Department of Anesthesiology, Pharmacology and Therapeutics, Life Sciences Institute, University of British Columbia, Vancouver, BC, Canada, V6T 1Z3.
Proc Natl Acad Sci U S A. 2012 Feb 28;109(9):3558-63. doi: 10.1073/pnas.1114748109. Epub 2012 Feb 13.
Voltage-gated sodium channels underlie the rapid regenerative upstroke of action potentials and are modulated by cytoplasmic calcium ions through a poorly understood mechanism. We describe the 1.35 Å crystal structure of Ca(2+)-bound calmodulin (Ca(2+)/CaM) in complex with the inactivation gate (DIII-IV linker) of the cardiac sodium channel (Na(V)1.5). The complex harbors the positions of five disease mutations involved with long Q-T type 3 and Brugada syndromes. In conjunction with isothermal titration calorimetry, we identify unique inactivation-gate mutations that enhance or diminish Ca(2+)/CaM binding, which, in turn, sensitize or abolish Ca(2+) regulation of full-length channels in electrophysiological experiments. Additional biochemical experiments support a model whereby a single Ca(2+)/CaM bridges the C-terminal IQ motif to the DIII-IV linker via individual N and C lobes, respectively. The data suggest that Ca(2+)/CaM destabilizes binding of the inactivation gate to its receptor, thus biasing inactivation toward more depolarized potentials.
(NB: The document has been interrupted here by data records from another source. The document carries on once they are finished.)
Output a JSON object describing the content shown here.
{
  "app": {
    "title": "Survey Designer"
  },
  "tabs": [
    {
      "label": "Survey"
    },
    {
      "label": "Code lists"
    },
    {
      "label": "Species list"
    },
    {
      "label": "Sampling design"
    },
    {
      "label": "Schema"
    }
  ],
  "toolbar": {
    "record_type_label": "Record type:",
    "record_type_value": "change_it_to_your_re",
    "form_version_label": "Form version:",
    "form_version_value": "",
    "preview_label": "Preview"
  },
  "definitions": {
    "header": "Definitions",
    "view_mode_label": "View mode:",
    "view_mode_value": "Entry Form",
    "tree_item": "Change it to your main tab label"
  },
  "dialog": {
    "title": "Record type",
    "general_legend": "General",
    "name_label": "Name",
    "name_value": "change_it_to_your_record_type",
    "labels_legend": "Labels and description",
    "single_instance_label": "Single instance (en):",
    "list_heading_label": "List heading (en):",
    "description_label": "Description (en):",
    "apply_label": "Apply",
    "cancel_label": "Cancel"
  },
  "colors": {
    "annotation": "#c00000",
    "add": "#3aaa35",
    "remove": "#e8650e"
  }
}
电压门控钠离子通道是动作电位快速再生上升的基础,其活性通过一种尚未完全阐明的机制受到细胞质钙离子的调节。我们描述了钙结合钙调蛋白(Ca2+/CaM)与心脏钠离子通道(NaV1.5)失活门(DIII-IV 连接子)复合物的 1.35Å 晶体结构。该复合物包含五个与长 QT 型 3 型和 Brugada 综合征相关疾病突变的位置。结合等温滴定量热法,我们确定了独特的失活门突变,这些突变增强或减弱了 Ca2+/CaM 的结合,进而在电生理实验中使全长通道对 Ca2+的调节变得敏感或消除。其他生化实验支持这样一种模型,即单个 Ca2+/CaM 通过各自的 N 和 C 结构域分别将 C 端 IQ 基序与 DIII-IV 连接子桥接。这些数据表明,Ca2+/CaM 会破坏失活门与其受体的结合,从而使失活门更偏向于去极化电位。